Giants Of Bigwin

A Pan-Canadian design competition invited entries for a housing project consisting of 50 small units on the island of Bigwin, Lake of Bays in Canada. MU Architecture, Canada has created a design to meet the needs of the clients of Bigwing Golf Club, for whom the lodging is being planned. According to the Principal Designers, Charles Côté and Jean-Sébastien Herr, the design is inspired by the natives of the village and the spirits that are believed to reign over the island and after completion will totally blur with surrounding environment.

Courtesy of MU Architecture

Courtesy of MU Architecture

Smaller angular cabins have been designed to absorb heat from sunlight and are envisioned to create minimum hindrance to nature and to totally blend with it. Each unit will be raised on columns so as to decrease architectural footprint on ground surface. All the units will be entirely prefabricated outside and installed on site so as to minimize the ecological impact of construction on site.

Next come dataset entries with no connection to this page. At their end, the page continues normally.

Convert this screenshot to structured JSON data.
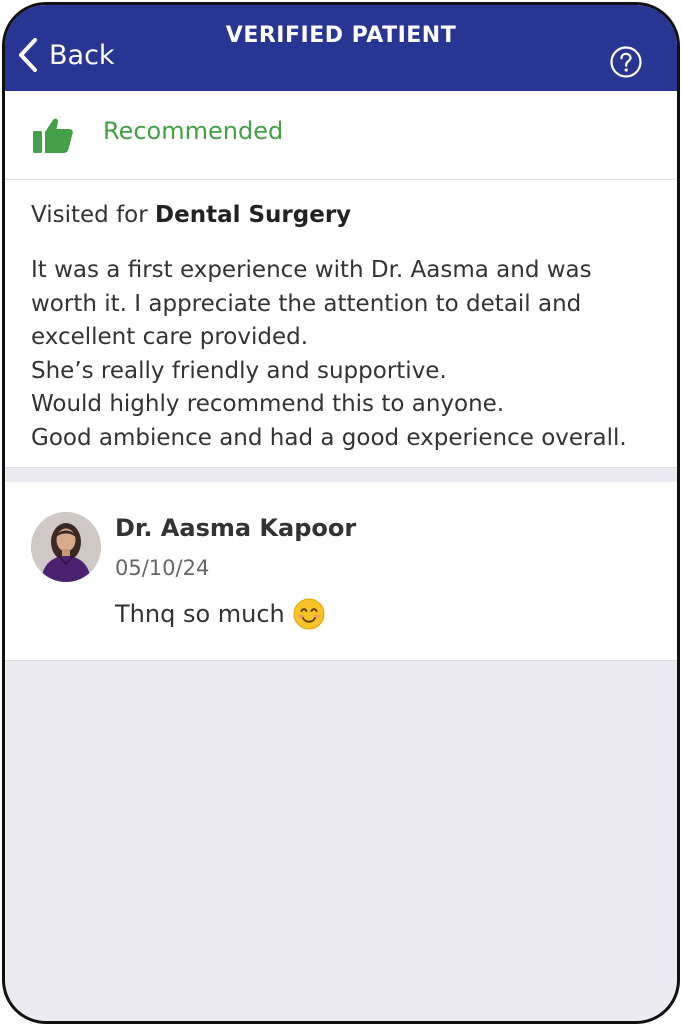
{
  "header": {
    "back_label": "Back",
    "title": "VERIFIED PATIENT"
  },
  "recommendation": {
    "label": "Recommended"
  },
  "review": {
    "visited_prefix": "Visited for",
    "visited_for": "Dental Surgery",
    "lines": [
      "It was a first experience with Dr. Aasma and was",
      "worth it. I appreciate the attention to detail and",
      "excellent care provided.",
      "She’s really friendly and supportive.",
      "Would highly recommend this to anyone.",
      "Good ambience and had a good experience overall."
    ]
  },
  "reply": {
    "doctor_name": "Dr. Aasma Kapoor",
    "date": "05/10/24",
    "text": "Thnq so much"
  },
  "colors": {
    "header_bg": "#283593",
    "recommended_green": "#43a047",
    "page_bg": "#ecebf1"
  },
  "icons": {
    "back": "chevron-left-icon",
    "help": "question-circle-icon",
    "recommend": "thumbs-up-icon",
    "emoji": "smiling-face-emoji"
  }
}
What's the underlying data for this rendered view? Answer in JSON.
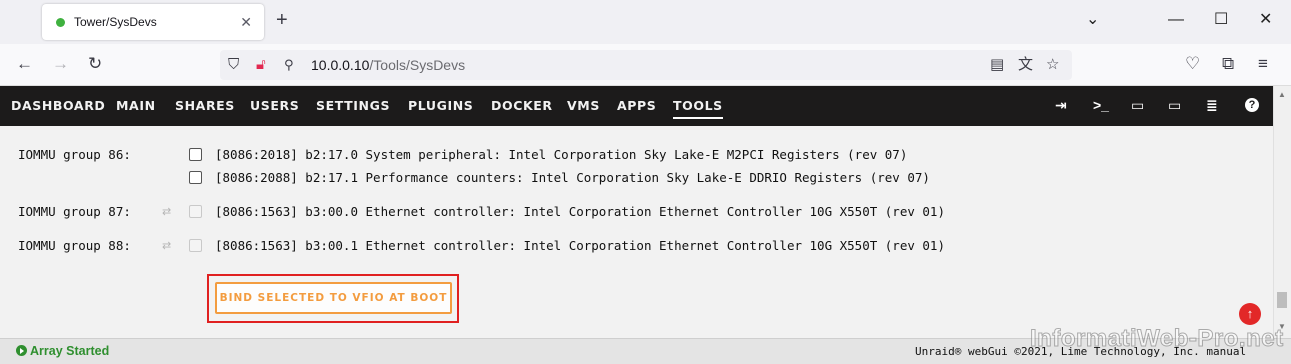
{
  "browser": {
    "tab_title": "Tower/SysDevs",
    "new_tab_icon": "+",
    "url_host": "10.0.0.10",
    "url_path": "/Tools/SysDevs"
  },
  "nav": {
    "items": [
      "DASHBOARD",
      "MAIN",
      "SHARES",
      "USERS",
      "SETTINGS",
      "PLUGINS",
      "DOCKER",
      "VMS",
      "APPS",
      "TOOLS"
    ],
    "active": "TOOLS"
  },
  "devices": [
    {
      "group": "IOMMU group 86:",
      "text": "[8086:2018] b2:17.0 System peripheral: Intel Corporation Sky Lake-E M2PCI Registers (rev 07)",
      "enabled": true,
      "reset_icon": false
    },
    {
      "group": "",
      "text": "[8086:2088] b2:17.1 Performance counters: Intel Corporation Sky Lake-E DDRIO Registers (rev 07)",
      "enabled": true,
      "reset_icon": false
    },
    {
      "group": "IOMMU group 87:",
      "text": "[8086:1563] b3:00.0 Ethernet controller: Intel Corporation Ethernet Controller 10G X550T (rev 01)",
      "enabled": false,
      "reset_icon": true
    },
    {
      "group": "IOMMU group 88:",
      "text": "[8086:1563] b3:00.1 Ethernet controller: Intel Corporation Ethernet Controller 10G X550T (rev 01)",
      "enabled": false,
      "reset_icon": true
    }
  ],
  "bind_button": "BIND SELECTED TO VFIO AT BOOT",
  "footer": {
    "status": "Array Started",
    "copyright": "Unraid® webGui ©2021, Lime Technology, Inc. manual"
  },
  "watermark": "InformatiWeb-Pro.net",
  "colors": {
    "header_bg": "#1c1b1b",
    "accent_orange": "#f39c3f",
    "status_green": "#2f8f2f",
    "highlight_red": "#e02020"
  }
}
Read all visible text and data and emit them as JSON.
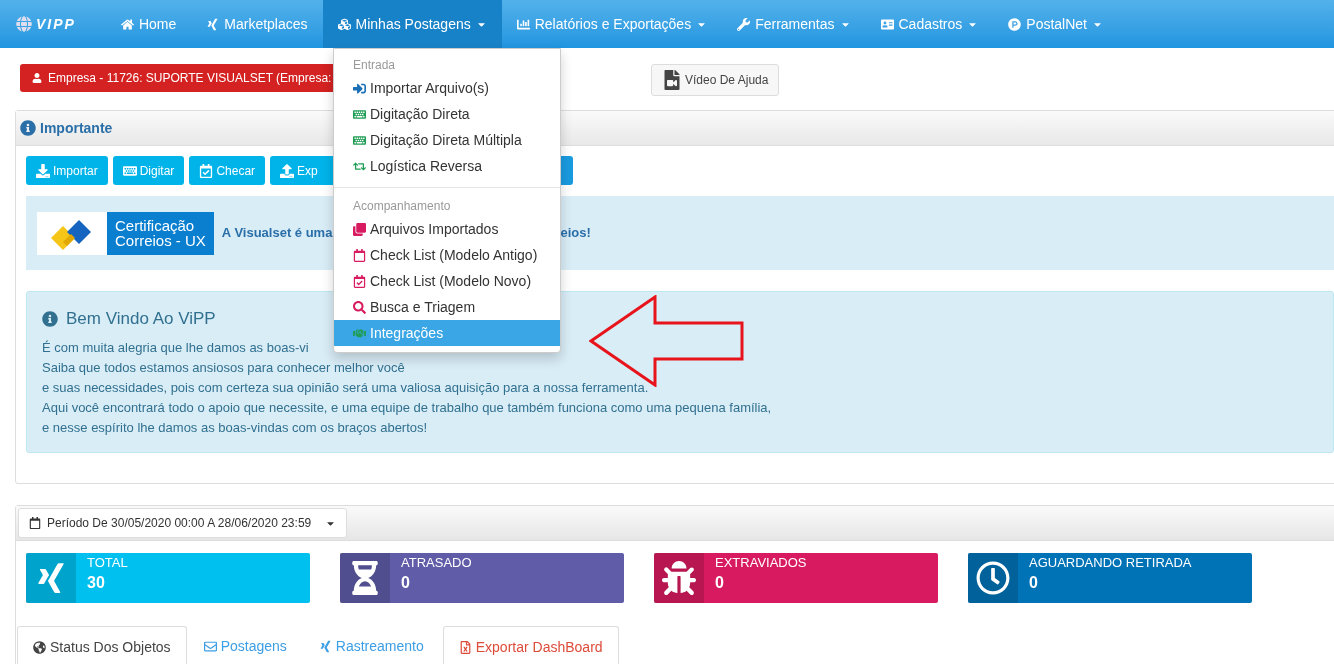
{
  "nav": {
    "logo": "VIPP",
    "items": [
      {
        "label": "Home",
        "selected": false,
        "dropdown": false
      },
      {
        "label": "Marketplaces",
        "selected": false,
        "dropdown": false
      },
      {
        "label": "Minhas Postagens",
        "selected": true,
        "dropdown": true
      },
      {
        "label": "Relatórios e Exportações",
        "selected": false,
        "dropdown": true
      },
      {
        "label": "Ferramentas",
        "selected": false,
        "dropdown": true
      },
      {
        "label": "Cadastros",
        "selected": false,
        "dropdown": true
      },
      {
        "label": "PostalNet",
        "selected": false,
        "dropdown": true
      }
    ]
  },
  "company_label": "Empresa - 11726: SUPORTE VISUALSET (Empresa:",
  "help_button": "Vídeo De Ajuda",
  "panel": {
    "title": "Importante",
    "toolbar": [
      "Importar",
      "Digitar",
      "Checar",
      "Exp"
    ],
    "banner": {
      "logo_lines": [
        "Certificação",
        "Correios - UX"
      ],
      "text_before": "A Visualset é uma",
      "text_after": "eios!"
    },
    "welcome": {
      "title": "Bem Vindo Ao ViPP",
      "lines": [
        "É com muita alegria que lhe damos as boas-vi",
        "Saiba que todos estamos ansiosos para conhecer melhor você",
        "e suas necessidades, pois com certeza sua opinião será uma valiosa aquisição para a nossa ferramenta.",
        "Aqui você encontrará todo o apoio que necessite, e uma equipe de trabalho que também funciona como uma pequena família,",
        "e nesse espírito lhe damos as boas-vindas com os braços abertos!"
      ]
    }
  },
  "menu": {
    "sections": [
      {
        "header": "Entrada",
        "items": [
          {
            "label": "Importar Arquivo(s)",
            "selected": false
          },
          {
            "label": "Digitação Direta",
            "selected": false
          },
          {
            "label": "Digitação Direta Múltipla",
            "selected": false
          },
          {
            "label": "Logística Reversa",
            "selected": false
          }
        ]
      },
      {
        "header": "Acompanhamento",
        "items": [
          {
            "label": "Arquivos Importados",
            "selected": false
          },
          {
            "label": "Check List (Modelo Antigo)",
            "selected": false
          },
          {
            "label": "Check List (Modelo Novo)",
            "selected": false
          },
          {
            "label": "Busca e Triagem",
            "selected": false
          },
          {
            "label": "Integrações",
            "selected": true
          }
        ]
      }
    ]
  },
  "dashboard": {
    "period": "Período De 30/05/2020 00:00 A 28/06/2020 23:59",
    "cards": [
      {
        "label": "TOTAL",
        "value": "30",
        "color": "#00c0ef"
      },
      {
        "label": "ATRASADO",
        "value": "0",
        "color": "#605ca8"
      },
      {
        "label": "EXTRAVIADOS",
        "value": "0",
        "color": "#d81b60"
      },
      {
        "label": "AGUARDANDO RETIRADA",
        "value": "0",
        "color": "#0073b7"
      }
    ],
    "tabs": [
      {
        "label": "Status Dos Objetos",
        "selected": true,
        "kind": "normal"
      },
      {
        "label": "Postagens",
        "selected": false,
        "kind": "normal"
      },
      {
        "label": "Rastreamento",
        "selected": false,
        "kind": "normal"
      },
      {
        "label": "Exportar DashBoard",
        "selected": false,
        "kind": "export"
      }
    ]
  }
}
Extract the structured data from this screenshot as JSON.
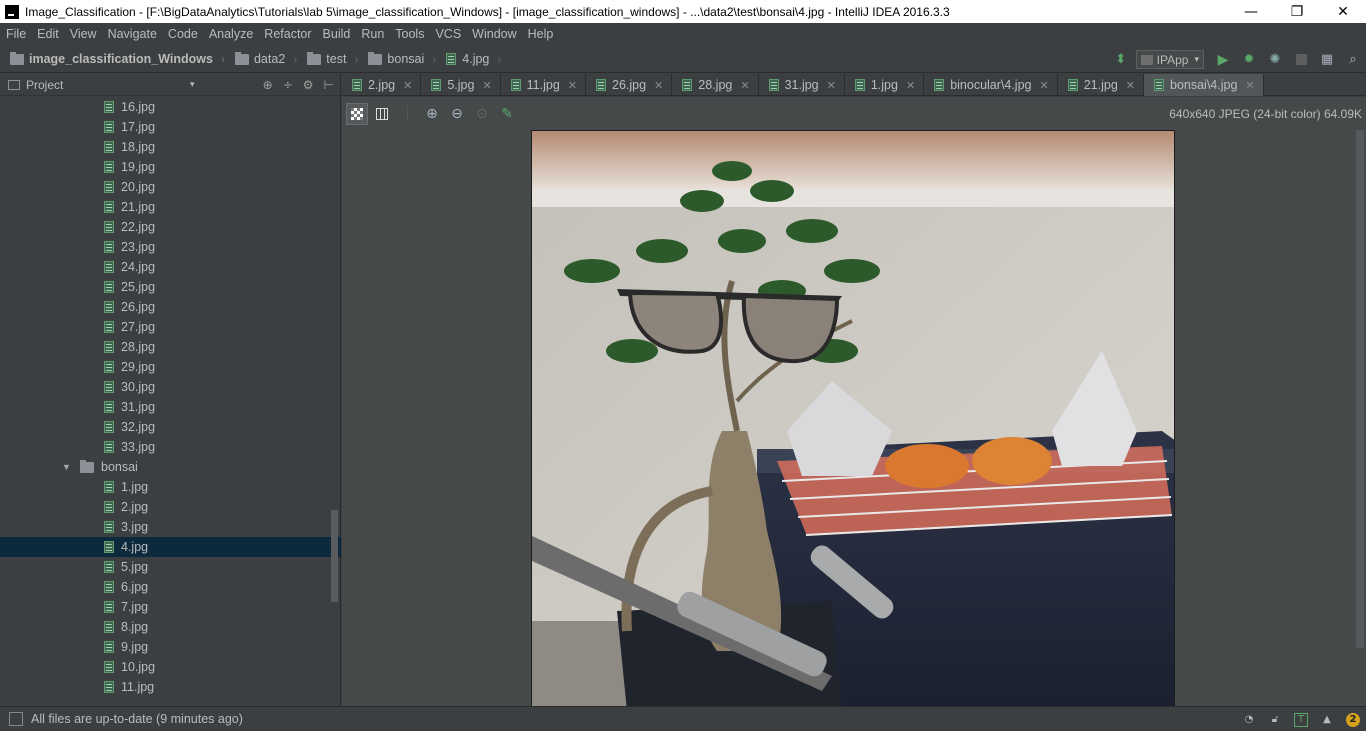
{
  "window": {
    "title": "Image_Classification - [F:\\BigDataAnalytics\\Tutorials\\lab 5\\image_classification_Windows] - [image_classification_windows] - ...\\data2\\test\\bonsai\\4.jpg - IntelliJ IDEA 2016.3.3",
    "minimize": "—",
    "restore": "❐",
    "close": "✕"
  },
  "menu": [
    "File",
    "Edit",
    "View",
    "Navigate",
    "Code",
    "Analyze",
    "Refactor",
    "Build",
    "Run",
    "Tools",
    "VCS",
    "Window",
    "Help"
  ],
  "breadcrumbs": [
    "image_classification_Windows",
    "data2",
    "test",
    "bonsai",
    "4.jpg"
  ],
  "runbar": {
    "config_name": "IPApp",
    "caret": "▾"
  },
  "project_panel": {
    "label": "Project",
    "caret": "▾",
    "tools": [
      "⊕",
      "÷",
      "⚙",
      "⊢"
    ]
  },
  "tree": {
    "items_top": [
      "16.jpg",
      "17.jpg",
      "18.jpg",
      "19.jpg",
      "20.jpg",
      "21.jpg",
      "22.jpg",
      "23.jpg",
      "24.jpg",
      "25.jpg",
      "26.jpg",
      "27.jpg",
      "28.jpg",
      "29.jpg",
      "30.jpg",
      "31.jpg",
      "32.jpg",
      "33.jpg"
    ],
    "folder": "bonsai",
    "items_bonsai": [
      "1.jpg",
      "2.jpg",
      "3.jpg",
      "4.jpg",
      "5.jpg",
      "6.jpg",
      "7.jpg",
      "8.jpg",
      "9.jpg",
      "10.jpg",
      "11.jpg"
    ],
    "selected": "4.jpg"
  },
  "tabs": [
    "2.jpg",
    "5.jpg",
    "11.jpg",
    "26.jpg",
    "28.jpg",
    "31.jpg",
    "1.jpg",
    "binocular\\4.jpg",
    "21.jpg",
    "bonsai\\4.jpg"
  ],
  "active_tab": "bonsai\\4.jpg",
  "image_info": "640x640 JPEG (24-bit color) 64.09K",
  "status": {
    "text": "All files are up-to-date (9 minutes ago)",
    "badge": "2"
  },
  "colors": {
    "ide_background": "#3c3f41",
    "selection": "#0d293e",
    "editor_background": "#45494a",
    "run_green": "#59a869"
  }
}
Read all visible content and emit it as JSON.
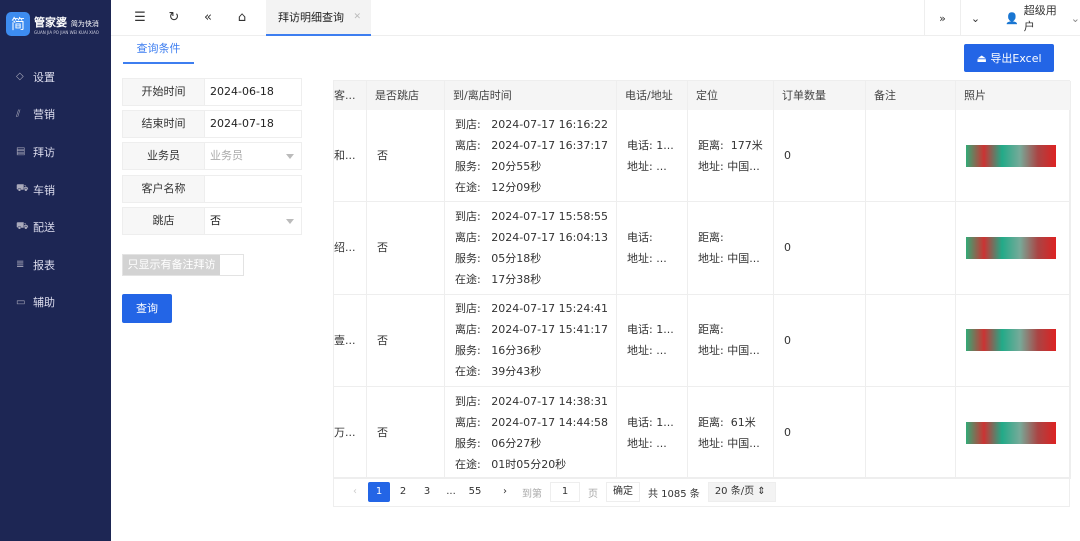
{
  "brand": {
    "name": "管家婆",
    "slogan": "简为快消",
    "sub": "GUAN JIA PO JIAN WEI KUAI XIAO"
  },
  "sidebar": {
    "items": [
      {
        "label": "设置",
        "icon": "tag-icon"
      },
      {
        "label": "营销",
        "icon": "chart-icon"
      },
      {
        "label": "拜访",
        "icon": "visit-icon"
      },
      {
        "label": "车销",
        "icon": "truck-icon"
      },
      {
        "label": "配送",
        "icon": "delivery-icon"
      },
      {
        "label": "报表",
        "icon": "report-icon"
      },
      {
        "label": "辅助",
        "icon": "monitor-icon"
      }
    ]
  },
  "topbar": {
    "tab": "拜访明细查询",
    "user": "超级用户"
  },
  "subtab": "查询条件",
  "export_label": "导出Excel",
  "form": {
    "start_label": "开始时间",
    "start": "2024-06-18",
    "end_label": "结束时间",
    "end": "2024-07-18",
    "staff_label": "业务员",
    "staff_placeholder": "业务员",
    "customer_label": "客户名称",
    "customer": "",
    "skip_label": "跳店",
    "skip": "否",
    "toggle_label": "只显示有备注拜访",
    "query_label": "查询"
  },
  "table": {
    "columns": [
      "客...",
      "是否跳店",
      "到/离店时间",
      "电话/地址",
      "定位",
      "订单数量",
      "备注",
      "照片"
    ],
    "rows": [
      {
        "customer": "和...",
        "skip": "否",
        "arrive": "到店:   2024-07-17 16:16:22",
        "leave": "离店:   2024-07-17 16:37:17",
        "service": "服务:   20分55秒",
        "transit": "在途:   12分09秒",
        "phone": "电话: 1...",
        "addr": "地址: ...",
        "dist": "距离:  177米",
        "loc": "地址: 中国...",
        "orders": "0",
        "note": ""
      },
      {
        "customer": "绍...",
        "skip": "否",
        "arrive": "到店:   2024-07-17 15:58:55",
        "leave": "离店:   2024-07-17 16:04:13",
        "service": "服务:   05分18秒",
        "transit": "在途:   17分38秒",
        "phone": "电话:",
        "addr": "地址: ...",
        "dist": "距离:",
        "loc": "地址: 中国...",
        "orders": "0",
        "note": ""
      },
      {
        "customer": "壹...",
        "skip": "否",
        "arrive": "到店:   2024-07-17 15:24:41",
        "leave": "离店:   2024-07-17 15:41:17",
        "service": "服务:   16分36秒",
        "transit": "在途:   39分43秒",
        "phone": "电话: 1...",
        "addr": "地址: ...",
        "dist": "距离:",
        "loc": "地址: 中国...",
        "orders": "0",
        "note": ""
      },
      {
        "customer": "万...",
        "skip": "否",
        "arrive": "到店:   2024-07-17 14:38:31",
        "leave": "离店:   2024-07-17 14:44:58",
        "service": "服务:   06分27秒",
        "transit": "在途:   01时05分20秒",
        "phone": "电话: 1...",
        "addr": "地址: ...",
        "dist": "距离:  61米",
        "loc": "地址: 中国...",
        "orders": "0",
        "note": ""
      }
    ]
  },
  "pager": {
    "pages": [
      "1",
      "2",
      "3",
      "...",
      "55"
    ],
    "current": "1",
    "goto_label": "到第",
    "goto_value": "1",
    "page_unit": "页",
    "confirm": "确定",
    "total": "共 1085 条",
    "page_size": "20 条/页"
  },
  "colors": {
    "sidebar": "#1d2654",
    "accent": "#2365e6"
  }
}
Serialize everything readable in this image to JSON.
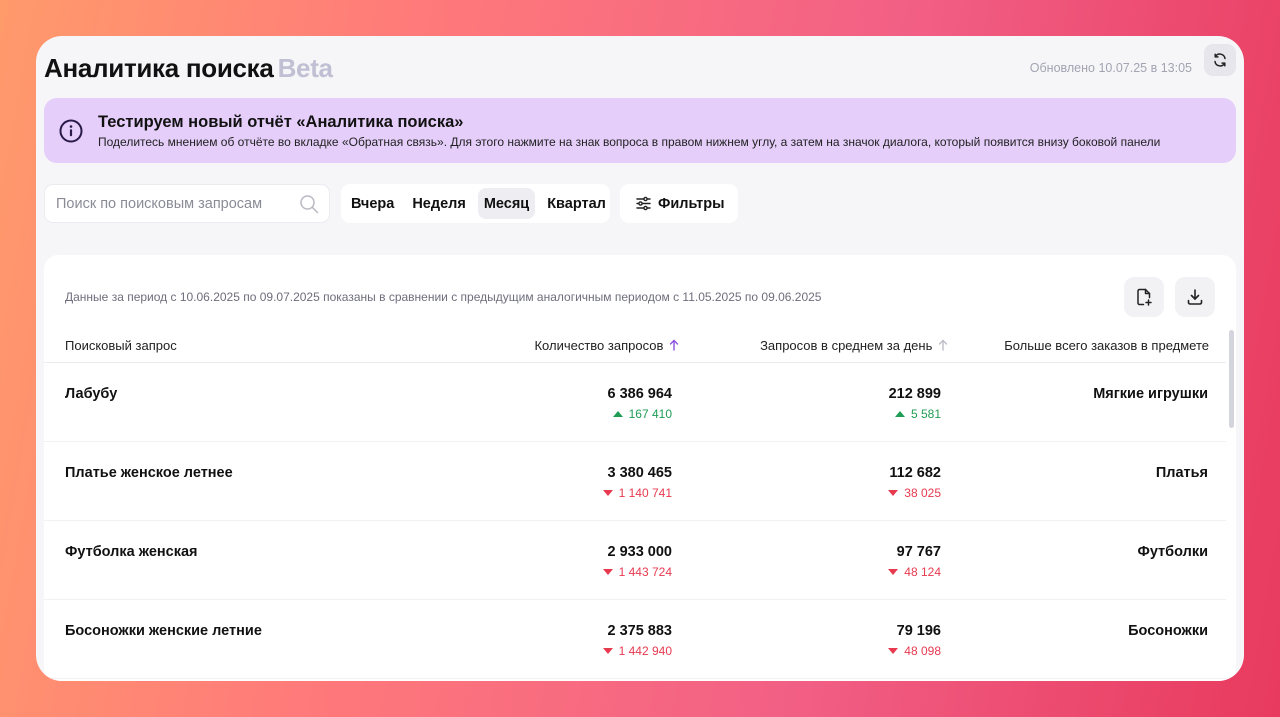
{
  "header": {
    "title": "Аналитика поиска",
    "beta": "Beta",
    "updated": "Обновлено 10.07.25 в 13:05"
  },
  "banner": {
    "title": "Тестируем новый отчёт «Аналитика поиска»",
    "text": "Поделитесь мнением об отчёте во вкладке «Обратная связь». Для этого нажмите на знак вопроса в правом нижнем углу, а затем на значок диалога, который появится внизу боковой панели"
  },
  "search": {
    "placeholder": "Поиск по поисковым запросам"
  },
  "periods": [
    {
      "label": "Вчера",
      "active": false
    },
    {
      "label": "Неделя",
      "active": false
    },
    {
      "label": "Месяц",
      "active": true
    },
    {
      "label": "Квартал",
      "active": false
    }
  ],
  "filters_label": "Фильтры",
  "table": {
    "period_note": "Данные за период с 10.06.2025 по 09.07.2025 показаны в сравнении с предыдущим аналогичным периодом с 11.05.2025 по 09.06.2025",
    "columns": {
      "query": "Поисковый запрос",
      "count": "Количество запросов",
      "avg": "Запросов в среднем за день",
      "subject": "Больше всего заказов в предмете"
    },
    "rows": [
      {
        "query": "Лабубу",
        "count": "6 386 964",
        "count_delta": "167 410",
        "count_dir": "up",
        "avg": "212 899",
        "avg_delta": "5 581",
        "avg_dir": "up",
        "subject": "Мягкие игрушки"
      },
      {
        "query": "Платье женское летнее",
        "count": "3 380 465",
        "count_delta": "1 140 741",
        "count_dir": "down",
        "avg": "112 682",
        "avg_delta": "38 025",
        "avg_dir": "down",
        "subject": "Платья"
      },
      {
        "query": "Футболка женская",
        "count": "2 933 000",
        "count_delta": "1 443 724",
        "count_dir": "down",
        "avg": "97 767",
        "avg_delta": "48 124",
        "avg_dir": "down",
        "subject": "Футболки"
      },
      {
        "query": "Босоножки женские летние",
        "count": "2 375 883",
        "count_delta": "1 442 940",
        "count_dir": "down",
        "avg": "79 196",
        "avg_delta": "48 098",
        "avg_dir": "down",
        "subject": "Босоножки"
      }
    ]
  },
  "colors": {
    "accent": "#7a3cc9",
    "up": "#1f9d55",
    "down": "#e8394f",
    "banner_bg": "#e5cefa"
  }
}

Floor plan is triangular in shape thus resulting in a pyramid-like structure which provides multiple views and layouts for each unit. Design layout stretches to three levels connected by a spiral staircase. The design is supposedly very flexible to the needs of the owner so much so that an owner could add a garage, bedroom and even a terrace according to their needs. Units have been spread over the island with 4-5 units being clustered in close proximity so as to provide a reasonable level of privacy.

Courtesy of MU Architecture

Courtesy of MU Architecture

Courtesy of MU Architecture

Courtesy of MU Architecture

The structural frame is made up of wooden composite materials supported by steel anchors while the facade is clad with glass and insulated panels along with copper strips which would supposedly oxidize in a few years and ‘disappear’ in the green environment completely. The envelope of each unit will be unique and will depend on parameters like orientation, location on site, privacy and finally the views.

Courtesy of MU Architecture

Courtesy of MU Architecture

Public spaces too have been provided to nurture bonding among future inhabitants and imparting a sense of community living that native villagers once experienced.